Hingga akhirnya aku dihadapkan pada dua pilihan. Tetap masuk sekolah keesokan harinya agar bisa mengikuti formatif Ekonomi dan Bahasa Indonesia atau satu hari beristirahat di rumah dengan risiko bin konsekuensi formatif susulan di kemudian hari. Inilah yang kusebut titik kebimbangan dan semalaman penuh aku larut dalam bimbang, bahkan sampai Subuh menjelang pun masih demikian. Waktu menjelang fajar terbit ini aku gunakan tuk berpikir matang-matang lalu pada ujungnya diriku sendiri mengambil keputusan beristirahat di rumah supaya dapat menyusul formatif yang telah tertinggal hari ini, sebagai dampak keputusan menurut pilihan kedua. Tak hanya itu, terpikir pula olehku akan keberanianku mengambil keputusan besar seperti Presiden Joko Widodo walau harus melintasi dilema panjang lantaran pemimpin mesti cepat mengambil keputusan apapun akibatnya sebab bila terlalu fokus memikirkan akibat dari keputusan yang akan diambil, artinya kita adalah penakut. 

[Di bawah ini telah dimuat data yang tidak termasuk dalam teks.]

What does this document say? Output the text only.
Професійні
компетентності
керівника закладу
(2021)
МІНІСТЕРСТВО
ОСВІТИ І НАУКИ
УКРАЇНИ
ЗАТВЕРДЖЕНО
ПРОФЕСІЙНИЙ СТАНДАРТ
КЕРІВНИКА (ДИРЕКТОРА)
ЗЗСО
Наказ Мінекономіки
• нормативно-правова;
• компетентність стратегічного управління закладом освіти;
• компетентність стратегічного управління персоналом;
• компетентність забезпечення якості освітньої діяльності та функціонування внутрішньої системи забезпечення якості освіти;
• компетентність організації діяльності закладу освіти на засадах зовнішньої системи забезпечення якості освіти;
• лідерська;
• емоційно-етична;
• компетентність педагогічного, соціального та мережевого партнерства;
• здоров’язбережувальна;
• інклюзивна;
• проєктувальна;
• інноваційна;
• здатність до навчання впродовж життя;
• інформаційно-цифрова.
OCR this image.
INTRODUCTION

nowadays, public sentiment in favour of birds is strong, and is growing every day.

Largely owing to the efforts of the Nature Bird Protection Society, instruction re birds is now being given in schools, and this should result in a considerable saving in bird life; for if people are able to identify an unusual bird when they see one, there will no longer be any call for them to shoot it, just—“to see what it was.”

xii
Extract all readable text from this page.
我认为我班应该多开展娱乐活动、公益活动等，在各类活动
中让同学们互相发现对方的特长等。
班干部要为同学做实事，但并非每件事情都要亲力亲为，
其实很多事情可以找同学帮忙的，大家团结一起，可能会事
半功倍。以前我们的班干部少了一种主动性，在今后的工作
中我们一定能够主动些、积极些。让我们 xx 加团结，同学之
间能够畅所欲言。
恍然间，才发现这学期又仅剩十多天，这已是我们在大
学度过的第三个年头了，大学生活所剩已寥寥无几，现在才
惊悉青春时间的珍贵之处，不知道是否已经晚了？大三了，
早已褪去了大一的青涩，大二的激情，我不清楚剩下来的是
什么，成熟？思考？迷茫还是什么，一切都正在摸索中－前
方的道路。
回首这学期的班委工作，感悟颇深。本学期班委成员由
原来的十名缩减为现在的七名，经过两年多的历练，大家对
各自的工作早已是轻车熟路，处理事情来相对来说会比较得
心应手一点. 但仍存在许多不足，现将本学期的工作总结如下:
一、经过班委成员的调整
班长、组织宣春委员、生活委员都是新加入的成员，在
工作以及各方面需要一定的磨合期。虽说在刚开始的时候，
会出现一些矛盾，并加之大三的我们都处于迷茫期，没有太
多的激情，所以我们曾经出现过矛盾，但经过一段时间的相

Pilihan kedua aku biarkan terjadi tanpa kepastian mengenai kapan formatif susulan terlaksana. 

                                                                        ********** 
Tersampaikan sudah semua ceritaku mengenai masa bimbang. Aku lihat sepasang mata Gloria meratapi buku agenda dalam genggaman tangan Maureen sebagai pertanda ia turut merasakan pengalaman pribadiku. Mobil ini terus melaju kencang melintasi bangunan sebuah kota kecil karena telah membuatku kehilangan kesadaran jika kota kecil ini tak lain tak bukan adalah Saint Raymond. Ya Allah, mengapa bisa demikian? Bukankah jarak tempuh ke Saint Raymond hanya tinggal satu kilometer lagi, tetapi aku berpikir masih 11 km lagi? 111 km lagi? Tiada yang bisa memberi jawaban memuaskan di Saint Raymond kecuali puncak Mont-Laura di ujung sana. 

Usai memarkirkan mobil, aku mengajak Si gadis bunga, Maureen, Gloria diikuti Akbar, Abang, Ariq dan Ragil mendaki Mont-Laura walau harus kelelahan melintasi medan terjal. Seharusnya puncak Mont-Laura terhampar lapang setelah formatif tertunaikan. Namun apa boleh buat, kini Mont-Laura harus menemaniku dalam rangkaian masa bimbang...

Tertulis, kisah seorang Guru Bahasa Jerman di masa depan. 

Bandung, 7 September 2016
Pukul 08.41 WIB
-Herr Aldi Van Yogya-

Komentar

Postingan populer dari blog ini

Belajar pada ulat dan kupu-kupu (#Filosofi renungan pagi)

Nge-Belanda bareng Aagaban (Negeri Van Oranje)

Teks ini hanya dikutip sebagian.